This retrospective study of 947 patients with acute cholecystitis (AC) by Wang et al. [1], published in this issue of World Journal of Surgery, has produced some interesting findings and begs a number of questions. Having excluded those patients with pancreatitis, choledocholithiasis, and biliary tract malignancy, the authors were left with 779 patients who needed treatment for AC alone. Early cholecystectomy was the treatment employed for approximately half (399) of those patients. The remainder were managed initially either by cholecystostomy (158) or by antibiotic therapy alone (226). It is assumed that cholecystostomy was performed mainly in patients deemed unfit for cholecystectomy, and therefore in this group interval cholecystectomy might not be expected.

In the remaining 226 patients, however, it is reasonable to think that they would be offered interval surgery, and this brings us to the first interesting observation: only about one third (80) of these patients actually had surgery. This echoes the findings reported by David et al. [2] in a study from England showing that just over half of all patients who did not have early cholecystectomy did not undergo surgery later either.

The second useful observation is that follow-up (median: 308 days) of the patients studied by Wang et al. shows that the rate of recurrence of cholecystitis was 13.8 %. This is perhaps much lower than many surgeons might expect, and in some eyes at least, it might not justify a blanket recommendation for surgery.

Much surgical literature is taken up with which operation to perform and when to do it. Surgery for cholecystitis is no exception. The literature is saturated with studies of open vs laparoscopic cholecystectomy and early vs delayed surgery for acute biliary symptoms, but there has been precious little study of whether or not to operate at all. Even the Tokyo guidelines [3], which discuss most aspects of diagnosis and management of acute biliary disease, are curiously reticent regarding the acceptability of nonsurgical management. That moderate or severe AC often requires surgical intervention is not disputed, but what of mild AC or moderate AC that settles quickly without intervention? Is surgery mandatory? What are the risks of recurrence? And how severe might any recurrence be?
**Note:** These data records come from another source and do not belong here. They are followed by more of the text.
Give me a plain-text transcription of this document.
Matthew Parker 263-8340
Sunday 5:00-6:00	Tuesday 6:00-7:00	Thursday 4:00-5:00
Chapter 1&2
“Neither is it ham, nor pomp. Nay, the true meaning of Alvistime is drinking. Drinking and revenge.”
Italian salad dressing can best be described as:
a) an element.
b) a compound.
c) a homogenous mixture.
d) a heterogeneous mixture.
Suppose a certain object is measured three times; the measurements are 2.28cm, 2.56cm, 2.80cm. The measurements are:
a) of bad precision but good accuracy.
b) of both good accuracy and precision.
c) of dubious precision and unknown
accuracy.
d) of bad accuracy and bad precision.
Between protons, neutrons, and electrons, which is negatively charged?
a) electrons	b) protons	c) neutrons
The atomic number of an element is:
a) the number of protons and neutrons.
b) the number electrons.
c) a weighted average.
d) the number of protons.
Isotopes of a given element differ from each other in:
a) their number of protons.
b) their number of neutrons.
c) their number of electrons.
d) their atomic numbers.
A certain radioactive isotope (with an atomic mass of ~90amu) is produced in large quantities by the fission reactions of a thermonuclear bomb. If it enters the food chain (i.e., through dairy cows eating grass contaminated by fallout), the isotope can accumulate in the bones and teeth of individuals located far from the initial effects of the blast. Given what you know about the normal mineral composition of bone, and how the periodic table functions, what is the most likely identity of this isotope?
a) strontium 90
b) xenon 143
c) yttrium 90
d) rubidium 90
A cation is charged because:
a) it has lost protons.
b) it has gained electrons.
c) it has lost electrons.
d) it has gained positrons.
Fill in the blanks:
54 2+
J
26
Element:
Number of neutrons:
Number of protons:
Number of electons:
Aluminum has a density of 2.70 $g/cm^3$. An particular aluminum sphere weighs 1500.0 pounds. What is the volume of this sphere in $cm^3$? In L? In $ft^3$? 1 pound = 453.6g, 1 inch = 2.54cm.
This study by Wang et al. suggests that, in Taiwanese patients at least, medium-term conservative management of resolved AC may be justified by a relatively low risk of recurrence. Those who work in places where long waiting lists for elective surgery are not unknown (like us in the UK, for example) are aware of the phenomenon characterized by patients who suffer repeated attacks of AC but eventually become symptom-free as the process “burns out.” At operation the gallbladder is found to be a small fibrosed nubbin. Recently some workers from the University of Aberdeen have expressed an interest in the possibility that surgery might reasonably be avoided following resolution of AC [4], and further studies of this situation may ensue.

Cholecystectomy is generally perceived to be safe, but what about “post-cholecystectomy syndrome” or taking patients to surgery in facilities where expertise is deficient? A conservative approach to the management of AC may produce a reduction in the morbidity from surgery—especially in high-risk patients—matched by a reduction in health care costs, with an acceptable risk of recurrence of AC. At the very least, patients might be better informed about the magnitude of the risk of recurrent AC that the surgery is designed to avert. The drivers that push surgeons to offer intervention for any “surgical” condition are many, and they vary according to culture and economics. Perhaps we need to resist more.